FIG. 6 depicts a construction in which engagement element 1 has three pitch circles 5, 6 and 11 employed in a similar manner to the construction of FIG. 4. The chain pins and rollers sequentially and alternately engage with one of the pitch circles. The engagement element may be of a stacked or multiple plate configuration to allow corresponding guiderails to be provided for each of the three pitch circles, while the chain pins and rollers are correspondingly divided.

Claims

1. A chain driving and/or reversing system for an escalator, comprising a driving and/or reversing element and a chain having a plurality of chain plates or chain links joined together by chain pins located at ends of the chain plates or chain links, the driving and/or reversing element having first engagement surfaces on a first radius pitch circle for engaging a first group of the chain pins and second engagement surfaces on a second radius pitch circle for engaging a second group of the chain pins, the radius of the second radius pitch circle being different from the radius of the first radius pitch circle.

2. The driving and/or reversing system according to claim 1, wherein the chain pins have rotatably, slidably or swivelably borne chain roller or chain runner surfaces which engage the engagement surfaces.

3. The driving and/or reversing system according to claim 1 or 2, wherein the driving and/or reversing element is a chain wheel with toothing comprising the engagement surfaces.

4. The driving and/or reversing system according to claim 3, the toothing having alternately arranged first tooth spaces on the first pitch circle and second tooth spaces on the second pitch circle.

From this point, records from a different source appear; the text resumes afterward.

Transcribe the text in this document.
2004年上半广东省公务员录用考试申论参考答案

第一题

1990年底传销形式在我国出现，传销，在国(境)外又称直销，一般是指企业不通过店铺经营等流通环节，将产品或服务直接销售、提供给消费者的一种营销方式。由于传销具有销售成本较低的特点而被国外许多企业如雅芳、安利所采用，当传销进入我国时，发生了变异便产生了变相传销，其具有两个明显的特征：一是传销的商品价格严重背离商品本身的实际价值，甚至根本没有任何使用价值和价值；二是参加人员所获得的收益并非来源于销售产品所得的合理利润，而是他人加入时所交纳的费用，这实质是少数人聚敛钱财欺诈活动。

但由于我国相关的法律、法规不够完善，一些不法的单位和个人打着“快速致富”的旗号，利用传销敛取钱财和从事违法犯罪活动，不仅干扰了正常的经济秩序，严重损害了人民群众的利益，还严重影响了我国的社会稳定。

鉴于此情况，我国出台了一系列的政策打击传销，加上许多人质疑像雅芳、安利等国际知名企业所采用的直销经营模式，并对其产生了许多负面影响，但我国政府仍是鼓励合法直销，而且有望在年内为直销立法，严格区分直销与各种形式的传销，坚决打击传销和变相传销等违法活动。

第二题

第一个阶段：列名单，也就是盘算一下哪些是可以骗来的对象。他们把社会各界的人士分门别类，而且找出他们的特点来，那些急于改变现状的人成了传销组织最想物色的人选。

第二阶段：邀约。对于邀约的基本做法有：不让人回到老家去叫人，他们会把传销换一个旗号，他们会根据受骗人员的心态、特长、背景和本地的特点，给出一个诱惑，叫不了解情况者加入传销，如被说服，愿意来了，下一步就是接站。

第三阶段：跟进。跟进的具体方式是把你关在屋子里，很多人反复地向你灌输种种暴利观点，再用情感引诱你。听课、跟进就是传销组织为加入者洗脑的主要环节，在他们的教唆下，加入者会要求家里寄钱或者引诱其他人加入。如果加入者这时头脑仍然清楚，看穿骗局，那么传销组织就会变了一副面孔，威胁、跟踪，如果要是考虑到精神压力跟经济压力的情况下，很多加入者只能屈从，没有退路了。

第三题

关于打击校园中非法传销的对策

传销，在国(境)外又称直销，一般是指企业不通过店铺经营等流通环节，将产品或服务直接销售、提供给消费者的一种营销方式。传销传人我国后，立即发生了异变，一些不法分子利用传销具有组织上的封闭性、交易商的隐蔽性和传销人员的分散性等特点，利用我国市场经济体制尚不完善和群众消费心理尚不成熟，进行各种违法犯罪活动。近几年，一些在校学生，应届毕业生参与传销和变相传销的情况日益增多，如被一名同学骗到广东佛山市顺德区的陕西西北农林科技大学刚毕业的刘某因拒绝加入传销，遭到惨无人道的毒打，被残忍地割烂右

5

5. The driving and/or reversing system according to claim 1 or 2 wherein the driving and/or reversing element is a wedge wheel pair.

6. The driving and/or reversing system according to claim 5, wherein the wedge wheels have alternating first areas with a first wedge angle and second areas with a different second wedge angle, the first pitch circle being defined by contact points of the first group of chain pins with the first areas and the second pitch circle being defined by contact points of the second group of chain pin with the second areas.

7. The driving and/or reversing system according to claim 1 or 2 wherein the chain has at least one third chain pin and the driving and/or reversing element has third engagement surfaces on a third radius pitch circle for engagement with the at least one third chain pin.

8. The driving and/or reversing system according to claim 1 or 2 further comprising at least one guiderail to guide chain pins on at least one of the pitch circles.

9. The driving and/or reversing system according to claim 8, comprising first and second guiderail for respectively guiding the first and second chain pin groups through disengagement from the driving and/or reversing element.

10. The driving and/or reversing system according to claim 8 wherein the guided chain pins run or slide on the guiderail.

11. The driving and/or reversing system according to claim 1 or 2, wherein the chain runs tangentially onto at least one of the pitch circles.

12. The driving and/or reversing system according to one claim 1 or 2, wherein the chain run tangentially from at least one of the pitch circles.

13. A chain system for a continuous transportation system for the transportation of persons, comprising a chain with a plurality of first and second chain pins and chain plates joining the chain pins and a driving and/or reversing element according to claim 1 or 2.